Dnevni avaz
- Type: Daily newspaper
- Owner: avaz-roto press
- Founder: Fahrudin Radončić
- Publisher: avaz-roto press
- Editor-in-chief: Nermin Demirović
- Deputy editor: Miralem Aščić
- Founded: 15 September 1993; 33 years ago
- Language: Bosnian (NYT supplement in English)
- Headquarters: Avaz Twist Tower; Tešanjska 24b, Sarajevo
- City: 71000 Sarajevo
- Country: Bosnia and Herzegovina
- ISSN: 1840-3522
- Website: avaz.ba

= Dnevni avaz =

Bosnian newspaper

Dnevni avaz (/bs/; English: Daily Voice) is the Bosnian national daily newspaper, published in Sarajevo in English and Bosnian. Their news website Avaz.ba is the third most visited website in Bosnia and Herzegovina, after Google and YouTube.

==Background==
Dnevni avaz evolved from a weekly publication Bošnjački avaz which was first published in September 1993. In 1994, it became known simply as Avaz and was published weekly in Bosnia and Herzegovina and Germany. In 1995, it was reestablished by Fahrudin Radončić as a daily newspaper.

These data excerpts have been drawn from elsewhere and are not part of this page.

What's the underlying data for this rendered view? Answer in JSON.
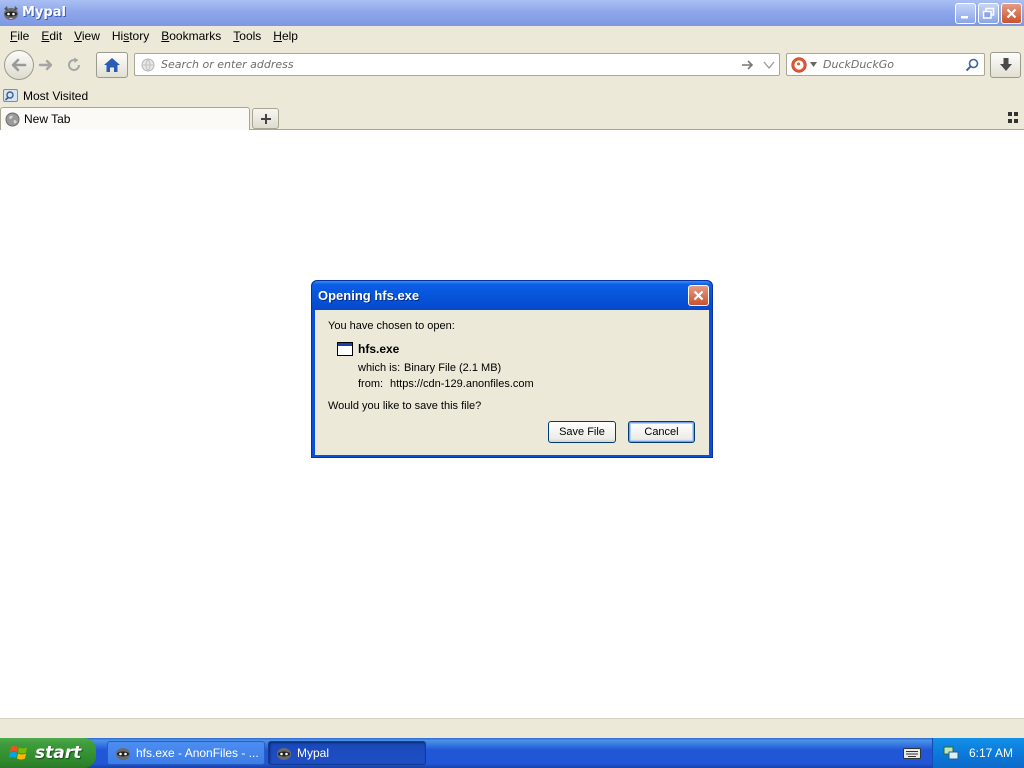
{
  "window": {
    "title": "Mypal"
  },
  "menu": {
    "items": [
      {
        "pre": "",
        "acc": "F",
        "post": "ile"
      },
      {
        "pre": "",
        "acc": "E",
        "post": "dit"
      },
      {
        "pre": "",
        "acc": "V",
        "post": "iew"
      },
      {
        "pre": "Hi",
        "acc": "s",
        "post": "tory"
      },
      {
        "pre": "",
        "acc": "B",
        "post": "ookmarks"
      },
      {
        "pre": "",
        "acc": "T",
        "post": "ools"
      },
      {
        "pre": "",
        "acc": "H",
        "post": "elp"
      }
    ]
  },
  "navbar": {
    "url_placeholder": "Search or enter address",
    "search_placeholder": "DuckDuckGo"
  },
  "bookmarks": {
    "most_visited": "Most Visited"
  },
  "tabs": {
    "active_label": "New Tab"
  },
  "dialog": {
    "title": "Opening hfs.exe",
    "intro": "You have chosen to open:",
    "filename": "hfs.exe",
    "which_label": "which is:",
    "which_value": "Binary File (2.1 MB)",
    "from_label": "from:",
    "from_value": "https://cdn-129.anonfiles.com",
    "question": "Would you like to save this file?",
    "save_label": "Save File",
    "cancel_label": "Cancel"
  },
  "taskbar": {
    "start_label": "start",
    "task1_label": "hfs.exe - AnonFiles - ...",
    "task2_label": "Mypal",
    "clock": "6:17 AM"
  },
  "colors": {
    "xp_blue": "#0a4fd8",
    "xp_green": "#3c9c3a",
    "chrome_beige": "#ece9d8"
  }
}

Dnevni avaz is part of the "avaz-roto press" publishing house, the biggest media house in Bosnia and Herzegovina. The paper is based in Sarajevo and has a relative pro-Bosniak and pro-Bosnian stance (centre-right).

In 2006, the Avaz publishing house was expanded with the start of the construction of the Avaz Twist Tower, a 175 m skyscraper in Sarajevo's Marijin Dvor neighborhood, in the Centar Municipality of Sarajevo. As of 2016, it was the tallest skyscraper in Bosnia and Herzegovina.